One study examined 1,952 women who were patients in one of four community-based primary care practices in an urban area in an effort to identify the presence or history of IPV and clinical symptoms associated with IPV. (15) More than 600 of these women acknowledged experiencing abuse as a child, an adult, or both. Although patients who currently were experiencing abuse had more evidence of physical symptoms, depression, anxiety, and suicide attempts than those who had no ongoing abuse, no statistical significance was found between these two groups for number of lifetime surgeries.

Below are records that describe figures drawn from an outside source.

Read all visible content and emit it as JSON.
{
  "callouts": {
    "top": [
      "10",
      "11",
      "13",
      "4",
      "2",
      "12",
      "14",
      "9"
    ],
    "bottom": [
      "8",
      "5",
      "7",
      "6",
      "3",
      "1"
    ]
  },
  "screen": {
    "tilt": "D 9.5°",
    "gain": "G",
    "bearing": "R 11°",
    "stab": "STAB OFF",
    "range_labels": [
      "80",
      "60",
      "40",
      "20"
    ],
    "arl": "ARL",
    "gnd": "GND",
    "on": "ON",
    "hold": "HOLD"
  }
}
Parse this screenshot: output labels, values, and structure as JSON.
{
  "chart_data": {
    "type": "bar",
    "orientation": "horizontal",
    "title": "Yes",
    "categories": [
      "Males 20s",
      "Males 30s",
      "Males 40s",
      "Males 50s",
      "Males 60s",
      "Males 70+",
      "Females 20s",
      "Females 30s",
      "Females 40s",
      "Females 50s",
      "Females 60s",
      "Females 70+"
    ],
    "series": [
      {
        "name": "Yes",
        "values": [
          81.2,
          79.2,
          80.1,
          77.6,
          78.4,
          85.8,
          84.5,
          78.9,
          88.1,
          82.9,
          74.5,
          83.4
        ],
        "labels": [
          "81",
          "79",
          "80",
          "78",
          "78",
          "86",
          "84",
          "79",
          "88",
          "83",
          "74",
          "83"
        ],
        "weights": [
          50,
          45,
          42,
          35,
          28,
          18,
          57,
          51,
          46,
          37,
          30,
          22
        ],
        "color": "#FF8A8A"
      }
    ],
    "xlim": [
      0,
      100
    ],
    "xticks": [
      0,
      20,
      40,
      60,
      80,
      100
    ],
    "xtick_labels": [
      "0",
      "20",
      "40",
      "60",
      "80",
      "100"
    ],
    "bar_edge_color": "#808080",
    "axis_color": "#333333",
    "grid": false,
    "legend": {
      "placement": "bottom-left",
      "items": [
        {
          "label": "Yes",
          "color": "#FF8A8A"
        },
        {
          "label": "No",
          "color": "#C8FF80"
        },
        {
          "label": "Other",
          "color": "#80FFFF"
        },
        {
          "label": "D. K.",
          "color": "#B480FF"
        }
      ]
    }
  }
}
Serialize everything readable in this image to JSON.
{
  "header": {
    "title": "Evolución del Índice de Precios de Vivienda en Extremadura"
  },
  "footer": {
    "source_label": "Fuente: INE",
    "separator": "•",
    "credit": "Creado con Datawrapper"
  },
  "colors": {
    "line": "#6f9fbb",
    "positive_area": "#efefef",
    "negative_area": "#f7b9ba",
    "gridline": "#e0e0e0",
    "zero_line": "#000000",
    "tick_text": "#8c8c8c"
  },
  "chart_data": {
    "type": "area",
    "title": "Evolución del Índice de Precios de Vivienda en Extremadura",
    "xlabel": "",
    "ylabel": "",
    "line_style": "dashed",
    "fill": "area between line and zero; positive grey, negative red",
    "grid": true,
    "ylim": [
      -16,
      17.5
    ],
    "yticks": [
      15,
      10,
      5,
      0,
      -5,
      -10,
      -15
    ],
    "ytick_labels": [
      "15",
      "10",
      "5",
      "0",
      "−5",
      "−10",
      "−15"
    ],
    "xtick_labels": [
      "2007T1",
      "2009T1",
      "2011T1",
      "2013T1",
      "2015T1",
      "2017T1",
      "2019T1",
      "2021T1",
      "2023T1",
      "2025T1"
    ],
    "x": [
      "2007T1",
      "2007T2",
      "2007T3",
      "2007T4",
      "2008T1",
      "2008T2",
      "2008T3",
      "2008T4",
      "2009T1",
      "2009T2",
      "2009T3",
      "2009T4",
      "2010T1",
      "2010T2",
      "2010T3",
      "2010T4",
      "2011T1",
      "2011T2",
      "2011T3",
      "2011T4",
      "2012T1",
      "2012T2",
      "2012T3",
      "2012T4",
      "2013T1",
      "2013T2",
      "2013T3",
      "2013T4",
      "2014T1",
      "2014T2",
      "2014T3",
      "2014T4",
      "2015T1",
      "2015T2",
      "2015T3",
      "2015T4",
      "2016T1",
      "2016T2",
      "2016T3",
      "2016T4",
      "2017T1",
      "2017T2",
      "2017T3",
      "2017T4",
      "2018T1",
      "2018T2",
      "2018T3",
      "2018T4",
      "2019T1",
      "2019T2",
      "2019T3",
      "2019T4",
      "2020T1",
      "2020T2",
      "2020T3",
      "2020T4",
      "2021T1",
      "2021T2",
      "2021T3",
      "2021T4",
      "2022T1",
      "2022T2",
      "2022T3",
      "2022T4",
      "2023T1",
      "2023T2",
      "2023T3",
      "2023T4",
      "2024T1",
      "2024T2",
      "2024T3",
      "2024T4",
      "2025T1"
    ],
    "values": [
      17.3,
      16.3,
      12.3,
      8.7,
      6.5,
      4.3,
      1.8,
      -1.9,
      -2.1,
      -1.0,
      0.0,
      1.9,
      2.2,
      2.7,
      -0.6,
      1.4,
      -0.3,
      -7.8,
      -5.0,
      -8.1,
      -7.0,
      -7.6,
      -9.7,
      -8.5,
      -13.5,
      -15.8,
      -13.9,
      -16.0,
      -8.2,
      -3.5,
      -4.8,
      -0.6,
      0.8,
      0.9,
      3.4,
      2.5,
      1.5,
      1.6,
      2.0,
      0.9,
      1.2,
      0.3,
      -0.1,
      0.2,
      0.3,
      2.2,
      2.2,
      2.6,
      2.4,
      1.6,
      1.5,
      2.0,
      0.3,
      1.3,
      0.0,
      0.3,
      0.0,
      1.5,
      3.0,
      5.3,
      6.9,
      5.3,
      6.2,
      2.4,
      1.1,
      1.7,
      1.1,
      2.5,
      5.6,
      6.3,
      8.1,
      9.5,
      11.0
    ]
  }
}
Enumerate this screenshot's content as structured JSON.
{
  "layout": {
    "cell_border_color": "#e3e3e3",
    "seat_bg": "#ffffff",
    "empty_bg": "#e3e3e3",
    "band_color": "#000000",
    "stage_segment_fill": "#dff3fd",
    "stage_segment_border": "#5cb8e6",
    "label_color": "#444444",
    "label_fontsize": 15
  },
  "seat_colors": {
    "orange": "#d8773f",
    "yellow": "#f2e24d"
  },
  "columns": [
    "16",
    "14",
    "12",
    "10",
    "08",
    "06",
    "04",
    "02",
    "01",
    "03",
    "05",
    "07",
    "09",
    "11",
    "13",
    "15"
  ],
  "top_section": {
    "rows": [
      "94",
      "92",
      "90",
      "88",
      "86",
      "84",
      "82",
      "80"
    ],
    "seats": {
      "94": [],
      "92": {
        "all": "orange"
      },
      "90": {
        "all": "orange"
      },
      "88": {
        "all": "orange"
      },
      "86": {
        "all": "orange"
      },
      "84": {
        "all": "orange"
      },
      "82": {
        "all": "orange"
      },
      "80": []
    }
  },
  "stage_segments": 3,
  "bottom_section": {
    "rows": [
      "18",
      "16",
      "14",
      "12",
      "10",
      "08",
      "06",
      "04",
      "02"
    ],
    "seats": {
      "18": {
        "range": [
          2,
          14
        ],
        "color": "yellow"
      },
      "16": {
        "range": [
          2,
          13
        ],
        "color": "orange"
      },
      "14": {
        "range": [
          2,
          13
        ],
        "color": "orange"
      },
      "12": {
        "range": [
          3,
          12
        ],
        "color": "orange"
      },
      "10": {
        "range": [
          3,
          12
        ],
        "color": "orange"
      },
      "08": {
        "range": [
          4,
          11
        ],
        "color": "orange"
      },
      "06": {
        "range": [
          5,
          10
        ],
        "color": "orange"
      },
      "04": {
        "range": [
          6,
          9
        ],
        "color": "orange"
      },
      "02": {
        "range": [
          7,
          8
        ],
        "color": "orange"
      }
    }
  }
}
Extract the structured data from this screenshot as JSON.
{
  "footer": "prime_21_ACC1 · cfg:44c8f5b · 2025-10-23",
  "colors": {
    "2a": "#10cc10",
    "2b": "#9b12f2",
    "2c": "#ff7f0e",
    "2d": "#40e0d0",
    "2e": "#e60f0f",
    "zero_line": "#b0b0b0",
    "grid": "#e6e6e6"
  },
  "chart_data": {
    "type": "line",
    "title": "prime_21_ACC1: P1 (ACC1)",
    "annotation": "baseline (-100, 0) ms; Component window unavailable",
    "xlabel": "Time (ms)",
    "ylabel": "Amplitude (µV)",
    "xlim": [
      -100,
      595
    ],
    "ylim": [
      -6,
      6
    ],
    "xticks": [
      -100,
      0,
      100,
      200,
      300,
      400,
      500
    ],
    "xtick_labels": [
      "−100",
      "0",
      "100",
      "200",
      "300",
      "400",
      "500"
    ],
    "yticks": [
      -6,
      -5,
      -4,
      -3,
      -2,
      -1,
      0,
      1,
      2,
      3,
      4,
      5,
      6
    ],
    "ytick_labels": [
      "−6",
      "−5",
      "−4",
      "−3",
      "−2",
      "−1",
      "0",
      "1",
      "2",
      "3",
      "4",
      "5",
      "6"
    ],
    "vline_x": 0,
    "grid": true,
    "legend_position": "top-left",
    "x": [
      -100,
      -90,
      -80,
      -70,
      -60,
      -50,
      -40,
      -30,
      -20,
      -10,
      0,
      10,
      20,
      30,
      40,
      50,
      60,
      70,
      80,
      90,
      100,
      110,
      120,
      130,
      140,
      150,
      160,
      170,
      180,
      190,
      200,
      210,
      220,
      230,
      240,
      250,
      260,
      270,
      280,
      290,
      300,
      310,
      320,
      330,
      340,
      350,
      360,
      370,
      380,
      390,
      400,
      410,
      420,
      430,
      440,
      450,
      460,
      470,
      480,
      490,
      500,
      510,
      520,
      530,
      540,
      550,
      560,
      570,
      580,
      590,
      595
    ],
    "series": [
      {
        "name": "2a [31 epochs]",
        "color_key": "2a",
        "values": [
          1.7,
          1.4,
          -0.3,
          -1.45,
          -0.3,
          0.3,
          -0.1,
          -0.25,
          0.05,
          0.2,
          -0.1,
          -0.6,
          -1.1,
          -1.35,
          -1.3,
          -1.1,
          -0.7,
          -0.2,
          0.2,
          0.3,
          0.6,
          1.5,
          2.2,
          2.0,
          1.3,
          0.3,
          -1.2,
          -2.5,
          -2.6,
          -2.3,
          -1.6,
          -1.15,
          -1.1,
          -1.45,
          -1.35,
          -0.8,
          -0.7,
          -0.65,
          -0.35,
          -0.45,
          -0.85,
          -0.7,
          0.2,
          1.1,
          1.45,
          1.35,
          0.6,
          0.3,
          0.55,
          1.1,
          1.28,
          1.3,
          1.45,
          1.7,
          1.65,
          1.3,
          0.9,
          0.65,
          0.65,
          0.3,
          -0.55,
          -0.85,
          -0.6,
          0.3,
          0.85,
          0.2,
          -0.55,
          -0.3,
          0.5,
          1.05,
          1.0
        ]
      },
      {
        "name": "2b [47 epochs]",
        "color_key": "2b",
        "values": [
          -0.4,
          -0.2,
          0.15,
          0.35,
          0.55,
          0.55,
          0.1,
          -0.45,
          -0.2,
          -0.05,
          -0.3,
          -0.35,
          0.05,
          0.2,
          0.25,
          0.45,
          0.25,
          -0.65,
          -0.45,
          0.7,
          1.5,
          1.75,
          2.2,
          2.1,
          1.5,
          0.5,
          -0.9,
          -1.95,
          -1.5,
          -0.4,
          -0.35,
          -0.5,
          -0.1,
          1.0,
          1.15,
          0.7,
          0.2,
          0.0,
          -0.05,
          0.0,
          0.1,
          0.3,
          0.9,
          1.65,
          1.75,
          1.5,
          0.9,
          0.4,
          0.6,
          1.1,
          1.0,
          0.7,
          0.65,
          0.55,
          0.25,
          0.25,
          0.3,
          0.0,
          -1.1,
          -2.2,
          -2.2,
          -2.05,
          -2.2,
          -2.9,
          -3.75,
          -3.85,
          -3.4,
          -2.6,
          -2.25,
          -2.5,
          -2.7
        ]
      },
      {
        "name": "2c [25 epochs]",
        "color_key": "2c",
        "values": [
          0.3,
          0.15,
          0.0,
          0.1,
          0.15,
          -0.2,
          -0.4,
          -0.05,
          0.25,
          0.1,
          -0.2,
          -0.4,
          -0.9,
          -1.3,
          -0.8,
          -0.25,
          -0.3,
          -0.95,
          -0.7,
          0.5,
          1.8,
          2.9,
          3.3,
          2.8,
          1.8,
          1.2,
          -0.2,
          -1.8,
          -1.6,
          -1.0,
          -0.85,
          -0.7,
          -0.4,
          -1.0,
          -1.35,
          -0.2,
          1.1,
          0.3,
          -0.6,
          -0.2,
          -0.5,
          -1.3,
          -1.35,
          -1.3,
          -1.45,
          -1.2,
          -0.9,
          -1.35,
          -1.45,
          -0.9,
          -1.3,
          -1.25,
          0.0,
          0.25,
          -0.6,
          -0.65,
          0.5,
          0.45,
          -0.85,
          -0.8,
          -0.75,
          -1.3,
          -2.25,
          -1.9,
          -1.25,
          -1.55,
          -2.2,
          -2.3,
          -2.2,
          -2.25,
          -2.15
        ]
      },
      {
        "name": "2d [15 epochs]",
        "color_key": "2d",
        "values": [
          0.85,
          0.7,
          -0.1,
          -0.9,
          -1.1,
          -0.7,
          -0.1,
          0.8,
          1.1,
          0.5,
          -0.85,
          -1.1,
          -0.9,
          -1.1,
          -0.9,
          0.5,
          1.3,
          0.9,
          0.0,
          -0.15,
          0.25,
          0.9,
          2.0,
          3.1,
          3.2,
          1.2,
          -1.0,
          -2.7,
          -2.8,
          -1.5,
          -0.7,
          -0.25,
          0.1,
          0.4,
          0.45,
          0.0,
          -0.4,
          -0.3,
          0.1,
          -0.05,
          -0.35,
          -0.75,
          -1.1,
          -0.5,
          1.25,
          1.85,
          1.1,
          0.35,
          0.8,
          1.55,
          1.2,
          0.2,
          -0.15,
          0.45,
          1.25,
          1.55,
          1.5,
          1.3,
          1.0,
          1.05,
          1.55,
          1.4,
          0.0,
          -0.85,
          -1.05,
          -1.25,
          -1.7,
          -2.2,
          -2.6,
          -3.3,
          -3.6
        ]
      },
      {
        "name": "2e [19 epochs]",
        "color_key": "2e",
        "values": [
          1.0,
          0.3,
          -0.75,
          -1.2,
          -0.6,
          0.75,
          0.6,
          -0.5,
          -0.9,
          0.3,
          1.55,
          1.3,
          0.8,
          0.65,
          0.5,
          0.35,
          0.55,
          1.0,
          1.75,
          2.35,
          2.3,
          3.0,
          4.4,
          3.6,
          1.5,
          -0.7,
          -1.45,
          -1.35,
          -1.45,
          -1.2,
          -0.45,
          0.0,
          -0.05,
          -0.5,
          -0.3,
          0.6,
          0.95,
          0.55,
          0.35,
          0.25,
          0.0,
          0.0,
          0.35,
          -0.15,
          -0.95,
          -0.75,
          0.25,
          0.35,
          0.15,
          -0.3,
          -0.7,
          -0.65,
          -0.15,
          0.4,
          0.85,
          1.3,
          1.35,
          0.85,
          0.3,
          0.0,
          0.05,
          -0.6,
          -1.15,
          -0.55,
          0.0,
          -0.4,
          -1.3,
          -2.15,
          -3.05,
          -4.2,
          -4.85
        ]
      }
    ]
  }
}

Another researcher studied the impact that a history of rape or incest had on women who were recovering from a specific type of surgical intervention (ie, elective hysterectomies). (16) In this cross-sectional study, 92 women were interviewed at four established times during the postoperative period, each several months apart. The results showed a significantly higher level of depression in the first year after hysterectomy among women who had experienced sexual assault compared to women who had not. The researcher suggests that undergoing a hysterectomy could serve as a trigger to past traumatic memories of abuse. Depression might result when the victim is forced to deal not only with the surgical experience but also with the renewed memory of the abuse. Past abuse seems to leave people more vulnerable to depression and other forms of hyperarousal (ie, state in which the body overreacts to subsequent new stressors by regularly producing excessive levels of stress hormones), which might further explain these findings. There is no indication that ongoing abuse was measured in this study.
Studies of women seeking care from gastroenterology services also point to a link between victimization history and illness. In their study of 206 women seeking care in a gastroenterology practice, one group of researchers found that female patients who had experienced abuse either as adults or children (n = 89) underwent more surgeries throughout their lifetime than did patients who had not experienced abuse. (17) A history of abuse was associated with more pelvic and abdominal pain and more surgeries throughout these patients' lifetimes.
In another study, researchers interviewed 239 women seeking care at a gastroenterology clinic and found that women with a history of physical and sexual abuse (66.5%) underwent more surgeries than those who had not been abused. (18) Findings of this study indicate that assessment of abuse should be an essential component of medical histories.